J’avais pensé à la voix d’Artaud quand il lance ses prophéties et que sa voix se transforme, qu’elle vient du ventre, et je voulais cette même incarnation pour le texte de Soudaieva.
Que le corps sorte les empruntes d’un monde enfoui, et je sais que l’acteur porte en lui toutes les empruntes du monde, il est un peu Pompéi : il nous porte sur scène et c’est nous que l’on regarde en le regardant.Le romancier Antoine Volodine a traduit et est co-écrit Slogans.
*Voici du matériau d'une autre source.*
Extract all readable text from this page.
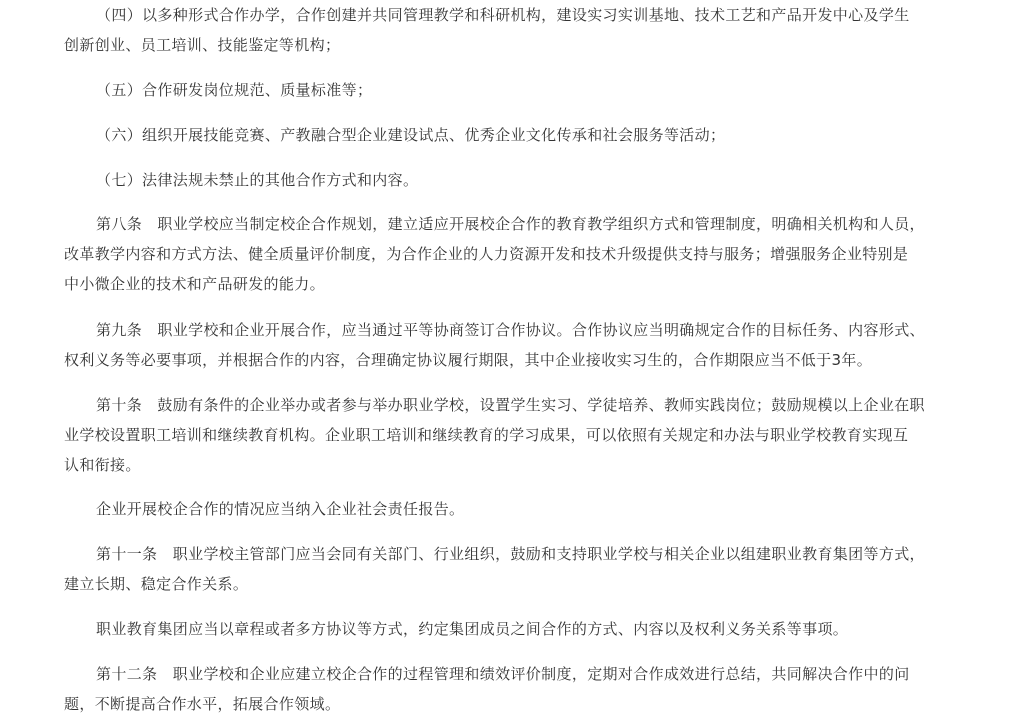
（四）以多种形式合作办学，合作创建并共同管理教学和科研机构，建设实习实训基地、技术工艺和产品开发中心及学生
创新创业、员工培训、技能鉴定等机构；
（五）合作研发岗位规范、质量标准等；
（六）组织开展技能竞赛、产教融合型企业建设试点、优秀企业文化传承和社会服务等活动；
（七）法律法规未禁止的其他合作方式和内容。
第八条　职业学校应当制定校企合作规划，建立适应开展校企合作的教育教学组织方式和管理制度，明确相关机构和人员，
改革教学内容和方式方法、健全质量评价制度，为合作企业的人力资源开发和技术升级提供支持与服务；增强服务企业特别是
中小微企业的技术和产品研发的能力。
第九条　职业学校和企业开展合作，应当通过平等协商签订合作协议。合作协议应当明确规定合作的目标任务、内容形式、
权利义务等必要事项，并根据合作的内容，合理确定协议履行期限，其中企业接收实习生的，合作期限应当不低于3年。
第十条　鼓励有条件的企业举办或者参与举办职业学校，设置学生实习、学徒培养、教师实践岗位；鼓励规模以上企业在职
业学校设置职工培训和继续教育机构。企业职工培训和继续教育的学习成果，可以依照有关规定和办法与职业学校教育实现互
认和衔接。
企业开展校企合作的情况应当纳入企业社会责任报告。
第十一条　职业学校主管部门应当会同有关部门、行业组织，鼓励和支持职业学校与相关企业以组建职业教育集团等方式，
建立长期、稳定合作关系。
职业教育集团应当以章程或者多方协议等方式，约定集团成员之间合作的方式、内容以及权利义务关系等事项。
第十二条　职业学校和企业应建立校企合作的过程管理和绩效评价制度，定期对合作成效进行总结，共同解决合作中的问
题，不断提高合作水平，拓展合作领域。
Il a aussi écrit Vociférations, pour le spectacle. Comment cela s’intègre-t-il ?
Antoine Volodine a découvert le texte de Maria Soudaieva. Il l’a rencontré à Macau. Elle était dans un hôpital psychiatrique. Elle lui a donné des textes totalement incompréhensibles, Slogans. Après qu’elle soit morte, il s’est senti le devoir de les réécrire, de les arranger et il a inventé un personnage, celui de Maria Soudaieva et écrit un texte pour celui-ci. Il a aussi inventé un autre personnage, une sorte de reine des prostitués, qui dit aussi des slogans mais ils sont des apaisements de slogans, ils calment. Slogans, c’est une lave de langue, une langue en feu. Cette langue est un ruisseau de cailloux, une langue comme des calculs rénaux : ont les fabrique, on ne sait pas qu’on les fabrique, mais quand cela se réveille, c’est douloureux, il faut les expulser. La langue de Volodine atténue la violence de cette langue. Le texte de Volodine aide les prostitués à accepter à aller vers la mort, à accepter la marche lente vers la mort définitive.